Had the same problem with my 06. Loss of low power and a different noise from the engine. The fix, new flapper valve motor assembly under warranty. Now its great again


----------



## ssaffioti (Apr 9, 2006)

TTT.... Today I really noticed a lack of low-end torque and like others, the "growling" noise. If the intake-flap motor is the cure, I wonder if I have to wait for a CEL to get it replaced.


----------



## - Jeremy - (Feb 23, 2006)

FYI, I've never had a CEL and my engine still "growls". I got the OY update the other day and they didn't mention any thrown codes.
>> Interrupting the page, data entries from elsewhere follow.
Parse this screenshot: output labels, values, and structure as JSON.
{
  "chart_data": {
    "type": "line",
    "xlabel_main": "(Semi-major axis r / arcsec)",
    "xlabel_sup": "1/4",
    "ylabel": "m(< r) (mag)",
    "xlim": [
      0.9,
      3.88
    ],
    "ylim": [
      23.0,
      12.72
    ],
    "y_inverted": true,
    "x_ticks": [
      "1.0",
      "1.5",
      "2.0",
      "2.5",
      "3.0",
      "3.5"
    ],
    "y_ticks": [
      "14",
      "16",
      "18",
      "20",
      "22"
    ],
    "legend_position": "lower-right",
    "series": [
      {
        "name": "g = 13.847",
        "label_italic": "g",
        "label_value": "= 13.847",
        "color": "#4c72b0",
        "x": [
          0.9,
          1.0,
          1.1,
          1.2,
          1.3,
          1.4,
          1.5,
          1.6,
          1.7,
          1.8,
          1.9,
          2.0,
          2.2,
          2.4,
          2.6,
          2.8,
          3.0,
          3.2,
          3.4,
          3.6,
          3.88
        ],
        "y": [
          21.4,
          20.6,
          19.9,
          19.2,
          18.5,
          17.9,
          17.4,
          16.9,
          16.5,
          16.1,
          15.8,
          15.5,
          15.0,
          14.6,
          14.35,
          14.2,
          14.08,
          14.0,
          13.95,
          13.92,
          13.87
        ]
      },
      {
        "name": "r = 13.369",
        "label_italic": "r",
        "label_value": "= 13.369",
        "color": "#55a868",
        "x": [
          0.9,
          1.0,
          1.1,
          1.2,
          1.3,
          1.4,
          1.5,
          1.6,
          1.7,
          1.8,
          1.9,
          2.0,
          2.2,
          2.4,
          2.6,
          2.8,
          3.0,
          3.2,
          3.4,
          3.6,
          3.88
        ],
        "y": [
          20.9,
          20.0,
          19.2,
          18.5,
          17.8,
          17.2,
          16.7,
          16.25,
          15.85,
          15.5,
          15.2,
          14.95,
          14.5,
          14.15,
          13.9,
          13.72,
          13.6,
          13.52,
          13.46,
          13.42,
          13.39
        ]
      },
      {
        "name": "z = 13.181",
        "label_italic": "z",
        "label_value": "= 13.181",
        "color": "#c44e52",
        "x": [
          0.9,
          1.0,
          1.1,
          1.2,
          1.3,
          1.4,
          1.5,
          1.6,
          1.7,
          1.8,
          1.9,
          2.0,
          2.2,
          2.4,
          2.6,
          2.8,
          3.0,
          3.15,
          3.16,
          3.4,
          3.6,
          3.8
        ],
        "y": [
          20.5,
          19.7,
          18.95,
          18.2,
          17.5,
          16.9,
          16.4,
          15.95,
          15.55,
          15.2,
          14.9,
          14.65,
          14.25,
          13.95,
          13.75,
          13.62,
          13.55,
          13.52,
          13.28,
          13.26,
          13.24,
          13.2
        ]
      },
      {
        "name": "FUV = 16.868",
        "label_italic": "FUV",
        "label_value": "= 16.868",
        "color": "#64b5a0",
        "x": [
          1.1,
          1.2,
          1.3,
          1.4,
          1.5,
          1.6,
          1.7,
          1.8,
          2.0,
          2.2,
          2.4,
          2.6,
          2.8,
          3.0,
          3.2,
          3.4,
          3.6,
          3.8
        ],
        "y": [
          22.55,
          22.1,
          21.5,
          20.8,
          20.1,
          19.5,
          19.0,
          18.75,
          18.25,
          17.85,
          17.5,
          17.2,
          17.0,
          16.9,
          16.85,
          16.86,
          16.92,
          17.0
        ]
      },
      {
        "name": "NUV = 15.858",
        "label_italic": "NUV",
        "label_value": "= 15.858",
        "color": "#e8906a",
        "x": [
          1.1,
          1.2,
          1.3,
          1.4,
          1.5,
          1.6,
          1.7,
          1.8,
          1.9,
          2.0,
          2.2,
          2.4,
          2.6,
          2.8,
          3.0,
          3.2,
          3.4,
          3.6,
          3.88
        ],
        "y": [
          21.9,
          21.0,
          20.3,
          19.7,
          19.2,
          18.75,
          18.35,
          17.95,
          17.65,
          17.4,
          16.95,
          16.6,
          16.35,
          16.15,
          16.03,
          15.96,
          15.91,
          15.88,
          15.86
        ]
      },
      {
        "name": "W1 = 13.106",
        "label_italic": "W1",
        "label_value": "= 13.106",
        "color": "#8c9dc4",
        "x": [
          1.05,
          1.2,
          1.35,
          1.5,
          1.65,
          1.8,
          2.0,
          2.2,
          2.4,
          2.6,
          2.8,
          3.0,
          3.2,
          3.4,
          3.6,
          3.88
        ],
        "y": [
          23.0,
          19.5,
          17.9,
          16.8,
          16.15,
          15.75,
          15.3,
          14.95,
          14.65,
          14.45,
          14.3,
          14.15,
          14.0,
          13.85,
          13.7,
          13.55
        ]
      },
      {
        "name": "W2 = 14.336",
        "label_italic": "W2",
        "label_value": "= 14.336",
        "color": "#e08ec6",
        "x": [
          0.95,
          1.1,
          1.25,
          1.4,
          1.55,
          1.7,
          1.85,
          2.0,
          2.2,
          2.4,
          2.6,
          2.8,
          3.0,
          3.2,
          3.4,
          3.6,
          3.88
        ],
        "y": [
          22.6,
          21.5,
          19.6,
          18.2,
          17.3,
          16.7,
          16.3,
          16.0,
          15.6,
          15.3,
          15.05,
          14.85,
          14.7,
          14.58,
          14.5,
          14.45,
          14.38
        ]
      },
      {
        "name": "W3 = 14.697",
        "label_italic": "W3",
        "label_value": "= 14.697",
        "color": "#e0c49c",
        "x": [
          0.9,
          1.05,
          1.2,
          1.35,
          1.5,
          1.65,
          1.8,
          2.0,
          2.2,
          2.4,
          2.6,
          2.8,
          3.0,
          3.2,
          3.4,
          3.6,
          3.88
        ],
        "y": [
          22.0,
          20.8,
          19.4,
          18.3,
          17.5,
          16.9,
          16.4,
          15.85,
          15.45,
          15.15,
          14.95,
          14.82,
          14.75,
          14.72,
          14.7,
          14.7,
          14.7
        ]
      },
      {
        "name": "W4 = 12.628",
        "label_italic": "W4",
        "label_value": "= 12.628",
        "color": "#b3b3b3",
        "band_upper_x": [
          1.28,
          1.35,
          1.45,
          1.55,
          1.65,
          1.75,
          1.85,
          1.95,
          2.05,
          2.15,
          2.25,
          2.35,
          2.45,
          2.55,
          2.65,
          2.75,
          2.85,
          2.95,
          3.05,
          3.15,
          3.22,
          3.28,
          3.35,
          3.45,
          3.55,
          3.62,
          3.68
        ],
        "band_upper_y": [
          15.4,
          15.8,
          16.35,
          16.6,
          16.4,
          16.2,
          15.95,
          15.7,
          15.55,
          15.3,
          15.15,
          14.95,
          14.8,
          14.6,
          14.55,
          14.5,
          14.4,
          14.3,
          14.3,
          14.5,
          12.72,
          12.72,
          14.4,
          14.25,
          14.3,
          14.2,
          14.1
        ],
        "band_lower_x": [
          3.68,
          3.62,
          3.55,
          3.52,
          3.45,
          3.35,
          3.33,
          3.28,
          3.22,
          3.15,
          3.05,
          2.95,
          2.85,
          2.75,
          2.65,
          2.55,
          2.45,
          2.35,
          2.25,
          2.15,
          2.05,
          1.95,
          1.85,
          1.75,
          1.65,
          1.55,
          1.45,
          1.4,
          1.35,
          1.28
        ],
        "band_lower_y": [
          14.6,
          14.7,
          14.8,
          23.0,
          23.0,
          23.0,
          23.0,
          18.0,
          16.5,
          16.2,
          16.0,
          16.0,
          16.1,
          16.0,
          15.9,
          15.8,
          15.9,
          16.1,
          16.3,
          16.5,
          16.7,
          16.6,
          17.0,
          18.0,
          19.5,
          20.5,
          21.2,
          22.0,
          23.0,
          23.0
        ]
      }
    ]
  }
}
I think this is one of those things where you need VAG-COM to tell if the flap motor is stuck.
I just hate taking my car to the dealer because I "think" there's a minor problem with it. It's so hard to tell if this really is a problem or if it's just psychological.
- Jeremy -


----------



## ssaffioti (Apr 9, 2006)

TTT... VISVW, did the new intake flap motor cure the problem?


----------



## WISVW (Aug 25, 2003)

*Re: (ssaffioti)*

I can't say I noticed a lack of torque, as much as non linear acceleration. The flapper motor only comes into play when the car is cold, and only for a certain RPM range (I got this from another post).
My service rep said most people wouldn't really notice a bad flapper motor.
Mine acted up the first time I put on a Carbonio intake, making me blame that, but in the end I realized it was the flapper motor.
I haven't gotten any codes since the replacement, and I've ordred a new Carbonio!


----------



## brillrda38p (Jul 4, 2007)

*Re: (WISVW)*

Paranoia, is all I can say. I have 52000 miles on my A3, relax people relax.


----------